Milan, alla scoperta del metodo Mirabelli

Massimiliano Mirabelli, D.S. del Milan, particolarmente abile sul mercato anche per via del suo modo di lavorare. Per la prima squadra e per le giovanili

di Daniele Triolo, @danieletriolo

L’edizione odierna di ‘Tuttosport’ ha dedicato ampio spazio, questa mattina, a Massimiliano Mirabelli, direttore sportivo del Milan, grande protagonista, insieme all’amministratore delegato Marco Fassone, della scoppiettante sessione estiva di calciomercato del club di Via Aldo Rossi. Mirabelli ha sempre avuto una predilezione particolare per i giovani talenti (quando lavorava all’Inter, segnalò in Corso Vittorio Emanuele il promettente Gabriel Jesús, oggi al Manchester City, mentre bocciò l’acquisto di Geoffrey Kondogbia, ed i fatti gli hanno dato ragione) e quando è arrivato al Milan ha provveduto, come prima cosa, a smantellare la precedente struttura dell’area scouting rossonera, costruendo una propria rete di osservatori.

‘Tuttosport’ ha evidenziato come la struttura osservatori del Milan attuale sia di forma piramidale: alla base, 10 osservatori che costituirebbero il ‘plotone’ di prima osservazione dei calciatori. Loro compito è quello di girare per l’Italia e per l’Europa per visionare più talenti possibili. Tra questi osservatori, l’ex direttore sportivo della Viterbese, Ivano Pastore, e Danilo Pagni, ex D.S., invece, della Ternana. Le relazioni di questi dieci osservatori finiscono, successivamente, nelle mani di Antonio D’Ottavio e Stefano Luxoro, arrivati al Milan da Inter e Juventus: il primo coordina il settore scouting dei ragazzi sotto i 21 anni, come dimostra l’ingaggio del portiere Giovanni Cultraro, classe 2003, dal Catania, o dell’attaccante Ryan Castanetto, prelevato dall’Aurora Remanzacco; l’altro si dedica ai ragazzi già pronti per il salto, da testare prima in Primavera, ed a lui si devono gli arrivi di Przemysław Bargiel, Tiago Dias, Jörgen Strand Larsen e Sergio Sánchez Gioya.

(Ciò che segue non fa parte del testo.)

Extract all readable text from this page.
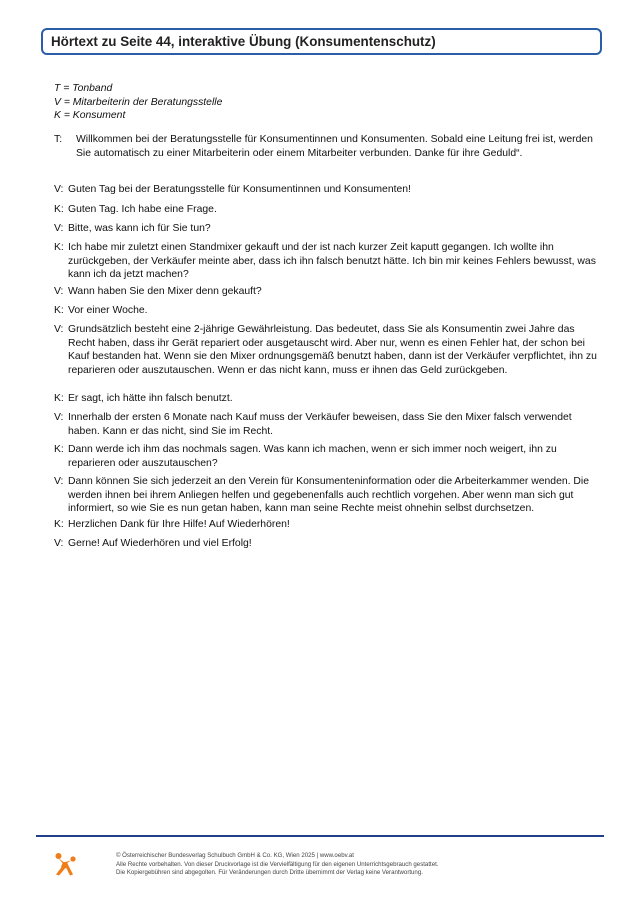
Hörtext zu Seite 44, interaktive Übung (Konsumentenschutz)
T = Tonband
V = Mitarbeiterin der Beratungsstelle
K = Konsument
T:	Willkommen bei der Beratungsstelle für Konsumentinnen und Konsumenten. Sobald eine Leitung frei ist, werden Sie automatisch zu einer Mitarbeiterin oder einem Mitarbeiter verbunden. Danke für ihre Geduld“.
V: Guten Tag bei der Beratungsstelle für Konsumentinnen und Konsumenten!
K: Guten Tag. Ich habe eine Frage.
V: Bitte, was kann ich für Sie tun?
K: Ich habe mir zuletzt einen Standmixer gekauft und der ist nach kurzer Zeit kaputt gegangen. Ich wollte ihn zurückgeben, der Verkäufer meinte aber, dass ich ihn falsch benutzt hätte. Ich bin mir keines Fehlers bewusst, was kann ich da jetzt machen?
V: Wann haben Sie den Mixer denn gekauft?
K: Vor einer Woche.
V: Grundsätzlich besteht eine 2-jährige Gewährleistung. Das bedeutet, dass Sie als Konsumentin zwei Jahre das Recht haben, dass ihr Gerät repariert oder ausgetauscht wird. Aber nur, wenn es einen Fehler hat, der schon bei Kauf bestanden hat. Wenn sie den Mixer ordnungsgemäß benutzt haben, dann ist der Verkäufer verpflichtet, ihn zu reparieren oder auszutauschen. Wenn er das nicht kann, muss er ihnen das Geld zurückgeben.
K: Er sagt, ich hätte ihn falsch benutzt.
V: Innerhalb der ersten 6 Monate nach Kauf muss der Verkäufer beweisen, dass Sie den Mixer falsch verwendet haben. Kann er das nicht, sind Sie im Recht.
K: Dann werde ich ihm das nochmals sagen. Was kann ich machen, wenn er sich immer noch weigert, ihn zu reparieren oder auszutauschen?
V: Dann können Sie sich jederzeit an den Verein für Konsumenteninformation oder die Arbeiterkammer wenden. Die werden ihnen bei ihrem Anliegen helfen und gegebenenfalls auch rechtlich vorgehen. Aber wenn man sich gut informiert, so wie Sie es nun getan haben, kann man seine Rechte meist ohnehin selbst durchsetzen.
K: Herzlichen Dank für Ihre Hilfe! Auf Wiederhören!
V: Gerne! Auf Wiederhören und viel Erfolg!
© Österreichischer Bundesverlag Schulbuch GmbH & Co. KG, Wien 2025 | www.oebv.at
Alle Rechte vorbehalten. Von dieser Druckvorlage ist die Vervielfältigung für den eigenen Unterrichtsgebrauch gestattet.
Die Kopiergebühren sind abgegolten. Für Veränderungen durch Dritte übernimmt der Verlag keine Verantwortung.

Tutto il lavoro dell’area osservatori, naturalmente, è supervisionato da Mirabelli, a cui spetta sempre l’ultima parola da gran conoscitore di calcio e giovani. Le informazioni raccolte, infine, vengono inserite in un database, all’interno del quale viene inserito anche del materiale video sui giocatori in questione che viene fornito al Milan da due agenzie specializzate, la WyScout e la Scout Seven.